Assembling the biryani:
  1. Now we will arrange layers for the biryani. Take another big vessel.
  2. Now add half of the above gravy to it.
  3. Gently spread half of the parboiled rice to it.
  4. Sprinkle some saffron mixed with warm milk or if using food color to the rice along with some ghee on it. Also add some of fried onion, mint leaves, coriander leaves, fried cashewnuts, few drops kewra water and sprinkle some aromatic powder.
  5. Now again spread the rest of gravy on the rice.
  6. Finally spread the rest of parboiled rice on it. Again top the rice with rest of ghee, saffron mixed with warm milk or if using food color to the rice along with some ghee on it.
  7. Also add some of fried onion, mint leaves, coriander leaves, fried cashewnuts, kewra water and sprinkle some aromatic powder.
  8. Place it on low heat.
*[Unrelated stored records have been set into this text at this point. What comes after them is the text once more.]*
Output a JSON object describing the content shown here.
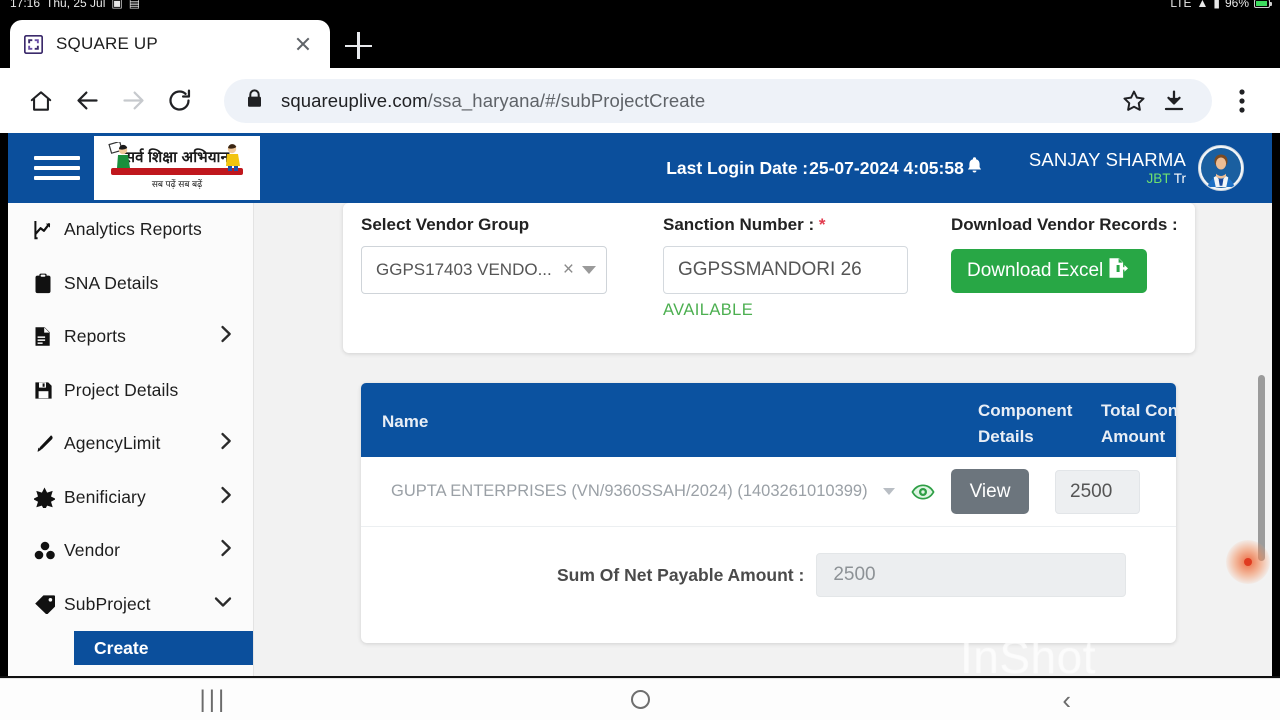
{
  "status_bar": {
    "time": "17:16",
    "date": "Thu, 25 Jul",
    "battery": "96%",
    "network": "LTE",
    "left_icons": [
      "screenshot-icon",
      "image-icon"
    ],
    "right_icons": [
      "lte-icon",
      "wifi-icon",
      "signal-icon",
      "battery-icon"
    ]
  },
  "browser": {
    "tab": {
      "title": "SQUARE UP",
      "favicon_name": "square-up-favicon",
      "close_label": "Close tab"
    },
    "new_tab_label": "New tab",
    "toolbar": {
      "home_label": "Home",
      "back_label": "Back",
      "forward_label": "Forward",
      "reload_label": "Reload",
      "bookmark_label": "Bookmark",
      "download_label": "Downloads",
      "menu_label": "More options"
    },
    "omnibox": {
      "secure": true,
      "domain": "squareuplive.com",
      "path": "/ssa_haryana/#/subProjectCreate",
      "full_url": "squareuplive.com/ssa_haryana/#/subProjectCreate"
    }
  },
  "app_header": {
    "menu_label": "Menu",
    "logo": {
      "title_hi": "सर्व शिक्षा अभियान",
      "tagline_hi": "सब पढ़ें  सब बढ़ें"
    },
    "last_login_label": "Last Login Date :",
    "last_login_value": "25-07-2024 4:05:58",
    "notification_icon": "bell-icon",
    "user_name": "SANJAY SHARMA",
    "user_role_primary": "JBT",
    "user_role_secondary": "Tr",
    "avatar_label": "User avatar"
  },
  "sidebar": {
    "items": [
      {
        "label": "Analytics Reports",
        "icon": "chart-line-icon",
        "expandable": false,
        "expanded": false
      },
      {
        "label": "SNA Details",
        "icon": "clipboard-icon",
        "expandable": false,
        "expanded": false
      },
      {
        "label": "Reports",
        "icon": "file-text-icon",
        "expandable": true,
        "expanded": false
      },
      {
        "label": "Project Details",
        "icon": "save-disk-icon",
        "expandable": false,
        "expanded": false
      },
      {
        "label": "AgencyLimit",
        "icon": "pen-icon",
        "expandable": true,
        "expanded": false
      },
      {
        "label": "Benificiary",
        "icon": "star-burst-icon",
        "expandable": true,
        "expanded": false
      },
      {
        "label": "Vendor",
        "icon": "cubes-icon",
        "expandable": true,
        "expanded": false
      },
      {
        "label": "SubProject",
        "icon": "tag-icon",
        "expandable": true,
        "expanded": true
      }
    ],
    "submenu": {
      "label": "Create",
      "active": true
    }
  },
  "form": {
    "vendor_group": {
      "label": "Select Vendor Group",
      "value": "GGPS17403 VENDO...",
      "clear_label": "×",
      "caret_label": "Open dropdown"
    },
    "sanction_number": {
      "label": "Sanction Number :",
      "required_marker": "*",
      "value": "GGPSSMANDORI 26",
      "status": "AVAILABLE"
    },
    "download": {
      "label": "Download Vendor Records :",
      "button_label": "Download Excel",
      "button_icon": "file-export-icon",
      "button_color": "#28a745"
    }
  },
  "table": {
    "headers": {
      "name": "Name",
      "component_details": "Component Details",
      "total_contract_amount": "Total Con Amount"
    },
    "rows": [
      {
        "vendor": "GUPTA ENTERPRISES (VN/9360SSAH/2024) (1403261010399)",
        "eye_icon": "eye-icon",
        "view_button": "View",
        "amount": "2500"
      }
    ],
    "summary": {
      "label": "Sum Of Net Payable Amount :",
      "value": "2500"
    }
  },
  "watermark": "InShot",
  "nav_bar": {
    "recents_label": "Recents",
    "home_label": "Home",
    "back_label": "Back"
  },
  "colors": {
    "brand_blue": "#0b4f9c",
    "table_header_blue": "#0b52a0",
    "success_green": "#28a745",
    "available_green": "#4caf50",
    "required_red": "#e23b4e",
    "view_gray": "#6c757d"
  }
}
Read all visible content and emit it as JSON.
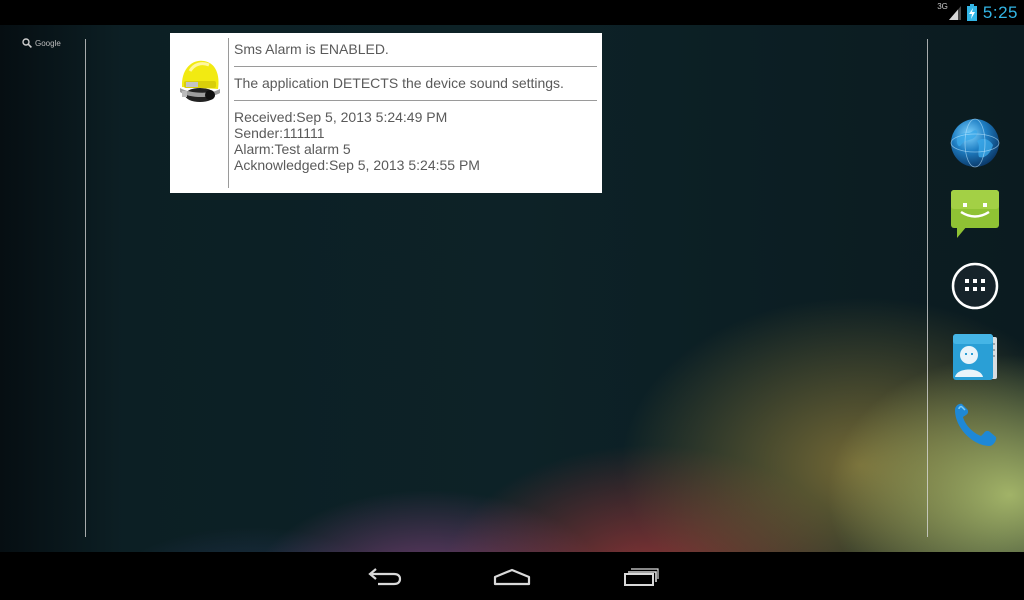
{
  "status_bar": {
    "network_type": "3G",
    "time": "5:25",
    "icons": [
      "signal-icon",
      "battery-charging-icon"
    ]
  },
  "search_widget": {
    "label": "Google",
    "icon": "search-icon"
  },
  "alarm_widget": {
    "icon": "firefighter-helmet-icon",
    "status_line": "Sms Alarm is ENABLED.",
    "sound_line": "The application DETECTS the device sound settings.",
    "received": "Received:Sep 5, 2013 5:24:49 PM",
    "sender": "Sender:111111",
    "alarm": "Alarm:Test alarm 5",
    "acknowledged": "Acknowledged:Sep 5, 2013 5:24:55 PM"
  },
  "dock": {
    "items": [
      {
        "name": "browser",
        "icon": "globe-icon"
      },
      {
        "name": "messaging",
        "icon": "messaging-icon"
      },
      {
        "name": "all-apps",
        "icon": "app-drawer-icon"
      },
      {
        "name": "people",
        "icon": "contacts-icon"
      },
      {
        "name": "phone",
        "icon": "phone-icon"
      }
    ]
  },
  "nav_bar": {
    "buttons": [
      "back-icon",
      "home-icon",
      "recent-apps-icon"
    ]
  },
  "colors": {
    "clock": "#33b5e5",
    "widget_bg": "#ffffff",
    "widget_text": "#5a5a5a",
    "bars": "#000000"
  }
}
Keep a large heavy bottomed tava or pan on the gas. This process is similar to preheating the pan then place the biryani vessel to cook.
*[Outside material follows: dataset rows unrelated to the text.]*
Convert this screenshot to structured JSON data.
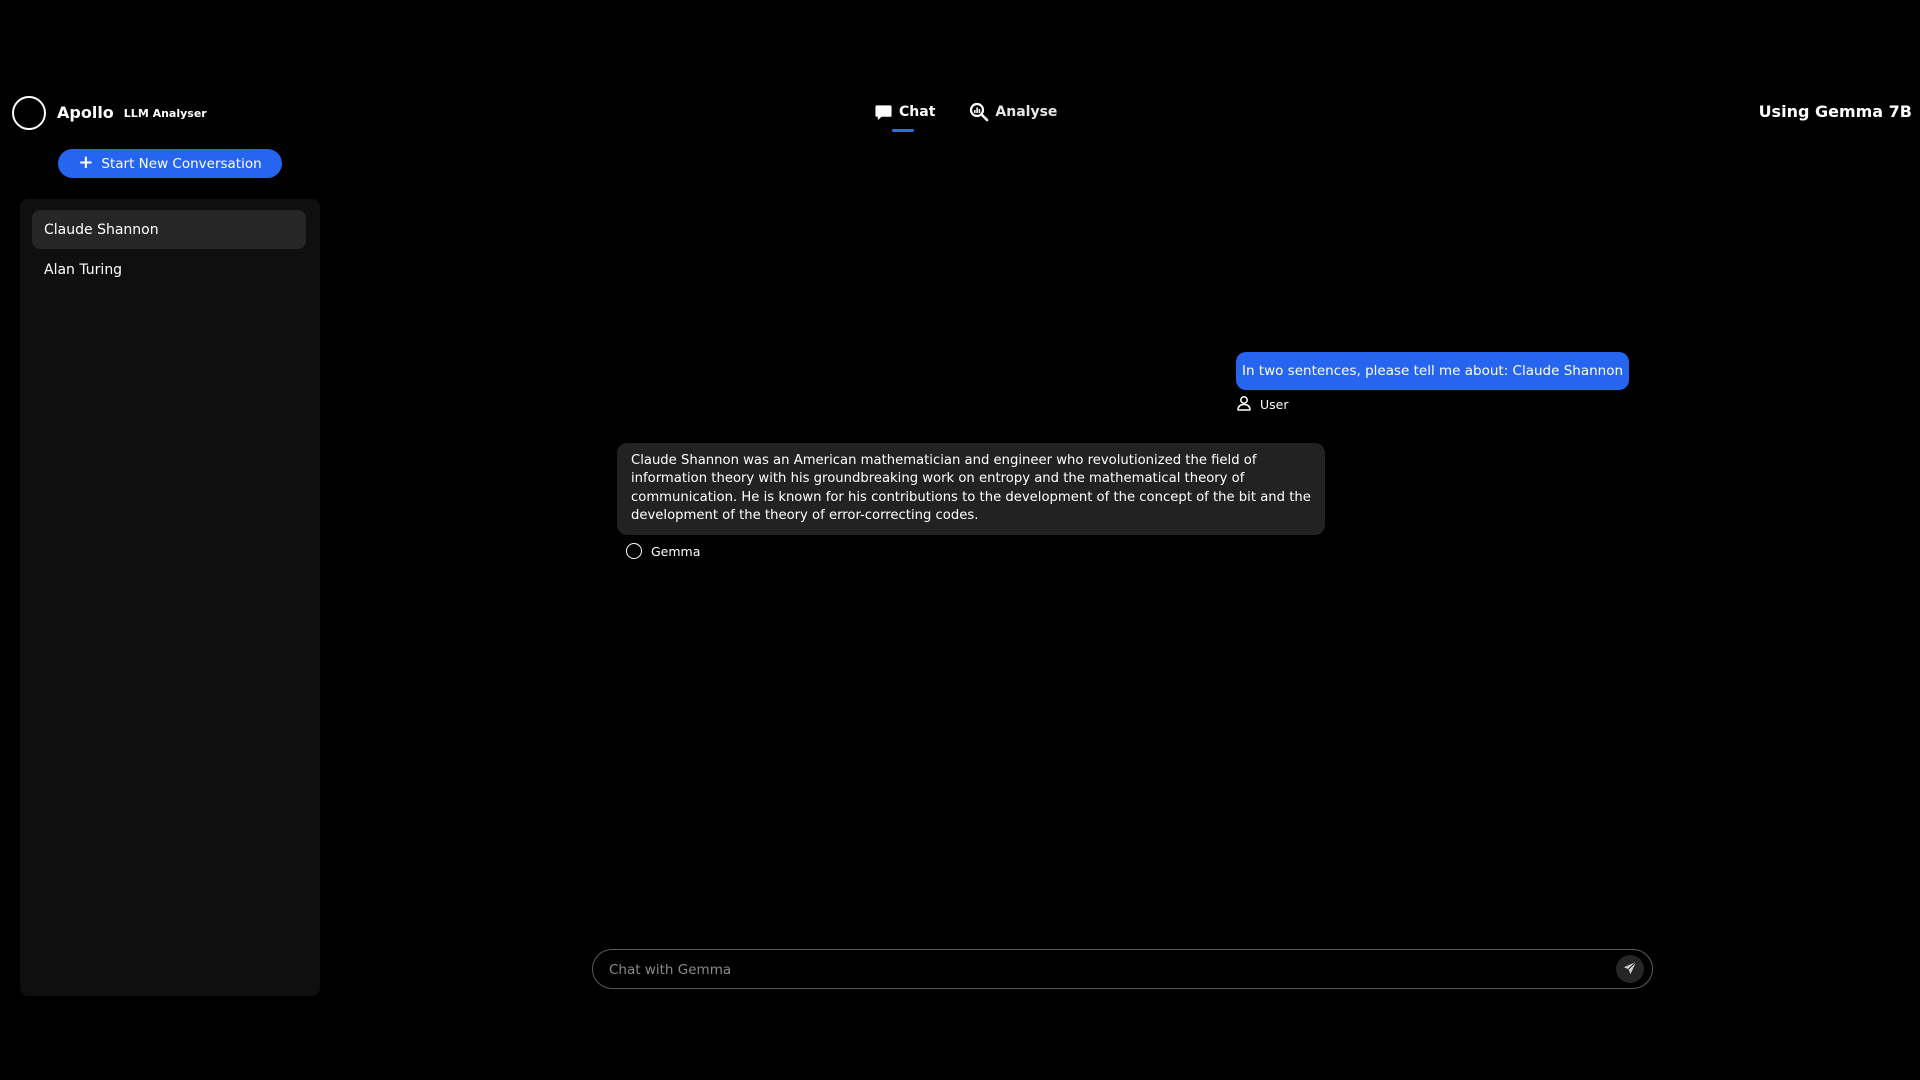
{
  "header": {
    "app_name": "Apollo",
    "app_subtitle": "LLM Analyser",
    "tabs": [
      {
        "label": "Chat",
        "icon": "chat-bubble-icon",
        "active": true
      },
      {
        "label": "Analyse",
        "icon": "magnify-analyse-icon",
        "active": false
      }
    ],
    "model_label": "Using Gemma 7B"
  },
  "sidebar": {
    "new_conversation_label": "Start New Conversation",
    "conversations": [
      {
        "label": "Claude Shannon",
        "active": true
      },
      {
        "label": "Alan Turing",
        "active": false
      }
    ]
  },
  "chat": {
    "messages": [
      {
        "role": "user",
        "author": "User",
        "text": "In two sentences, please tell me about: Claude Shannon"
      },
      {
        "role": "assistant",
        "author": "Gemma",
        "text": "Claude Shannon was an American mathematician and engineer who revolutionized the field of information theory with his groundbreaking work on entropy and the mathematical theory of communication. He is known for his contributions to the development of the concept of the bit and the development of the theory of error-correcting codes."
      }
    ],
    "input": {
      "value": "",
      "placeholder": "Chat with Gemma"
    }
  },
  "colors": {
    "accent": "#2565f0",
    "background": "#000000",
    "sidebar_bg": "#0f0f0f",
    "bot_bubble": "#222222"
  }
}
  9. Now place the stacked layers of biryani vessel on the heavy bottomed pan .
  10. Now cover with a lid. Also, you could cover with dough covering the edges of the vessel. But We have chosen to cover with a lid and then placing a grinding stone on it. If you don't have a grinding stone you could place any heavy object which is fire proof on the lid. This process is important to give dum (pressure) to the biryani.
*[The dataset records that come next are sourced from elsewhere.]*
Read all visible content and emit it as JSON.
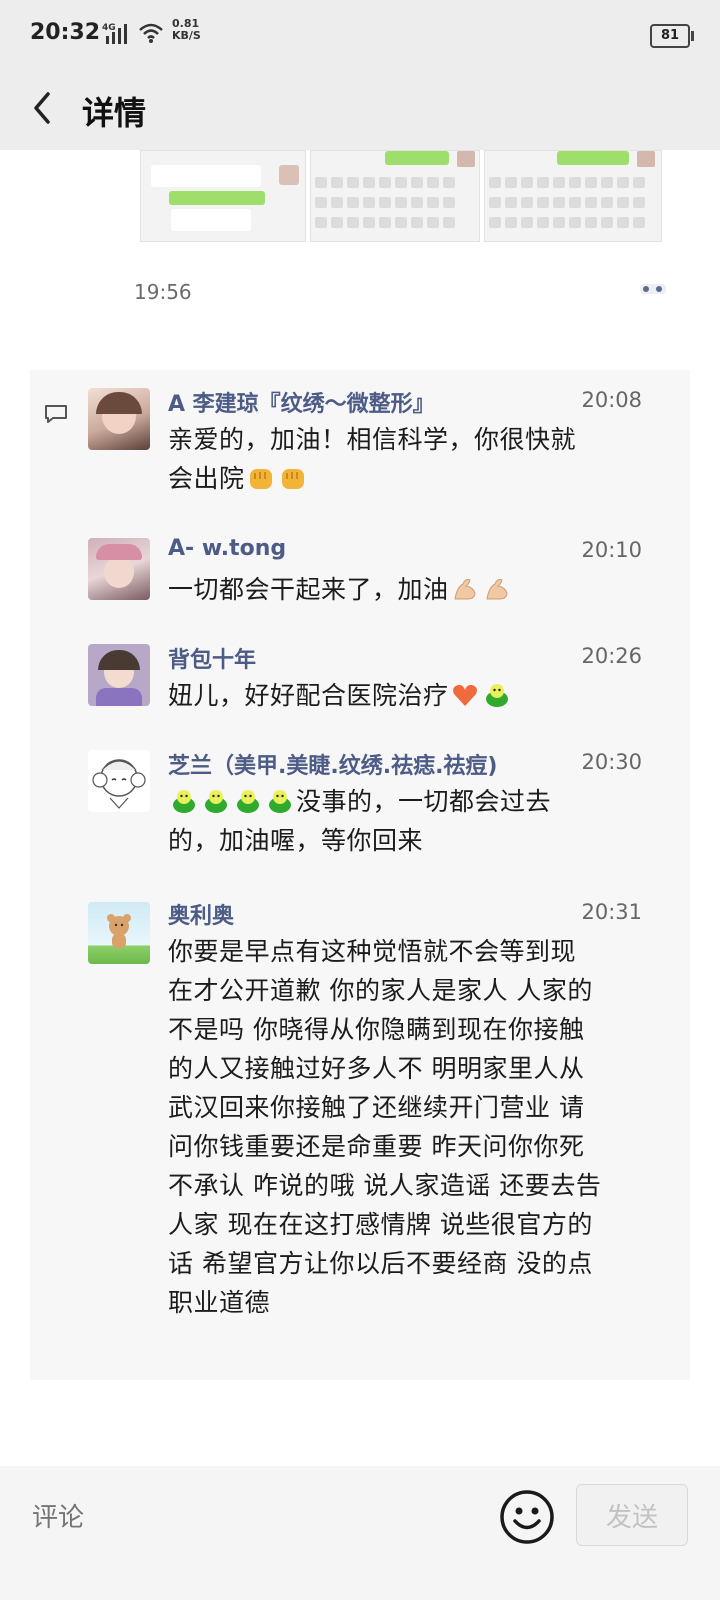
{
  "status_bar": {
    "time": "20:32",
    "network": "4G",
    "speed_value": "0.81",
    "speed_unit": "KB/S",
    "battery": "81"
  },
  "nav": {
    "title": "详情"
  },
  "post": {
    "time": "19:56"
  },
  "comments": [
    {
      "name": "A   李建琼『纹绣～微整形』",
      "time": "20:08",
      "lines": [
        "亲爱的，加油！相信科学，你很快就",
        "会出院"
      ],
      "trailing_emoji": [
        "fist",
        "fist"
      ]
    },
    {
      "name": "A- w.tong",
      "time": "20:10",
      "text": "一切都会干起来了，加油",
      "trailing_emoji": [
        "muscle",
        "muscle"
      ]
    },
    {
      "name": "背包十年",
      "time": "20:26",
      "text": "妞儿，好好配合医院治疗",
      "trailing_emoji": [
        "heart",
        "frog"
      ]
    },
    {
      "name": "芝兰（美甲.美睫.纹绣.祛痣.祛痘)",
      "time": "20:30",
      "leading_emoji": [
        "frog",
        "frog",
        "frog",
        "frog"
      ],
      "lines": [
        "没事的，一切都会过去",
        "的，加油喔，等你回来"
      ]
    },
    {
      "name": "奥利奥",
      "time": "20:31",
      "lines": [
        "你要是早点有这种觉悟就不会等到现",
        "在才公开道歉 你的家人是家人 人家的",
        "不是吗 你晓得从你隐瞒到现在你接触",
        "的人又接触过好多人不 明明家里人从",
        "武汉回来你接触了还继续开门营业 请",
        "问你钱重要还是命重要 昨天问你你死",
        "不承认 咋说的哦 说人家造谣 还要去告",
        "人家 现在在这打感情牌 说些很官方的",
        "话 希望官方让你以后不要经商 没的点",
        "职业道德"
      ]
    }
  ],
  "input": {
    "placeholder": "评论",
    "send_label": "发送"
  },
  "icons": {
    "back": "chevron-left-icon",
    "comment": "comment-icon",
    "more": "more-dots-icon",
    "emoji": "smile-icon"
  },
  "colors": {
    "name": "#4c5c86",
    "header_bg": "#ededed",
    "comment_bg": "#f7f7f7"
  }
}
  11. Roughly about 20 -25 mins your Hyderabadi egg Biryani is ready.
  12. Just gently remove the foil and place the boiled eggs leaving some place from each other over the biryani. Cover soon with the lid and foil covering and place the weight again.
  13. Switch off the gas and keep it on low mode for the entire process of making Biryani. Serve hot with salad or raita.Garnish your Hyderabadi Egg Biryani with fried onion, fried onion, cashews and coriander leaves.
Notes
1. In the entire process of cooking Biryani keep your gas flame on low mode.
2. You could add roasted cashews for garnishing or you can add them in the gravy as well.
3. If you don't wish to add food color than you can use turmeric Or use saffron mixed in milk to sprinkle them on the rice.
4. Don't cook in haste. Follow the entire process slowly and steadily because its worth it.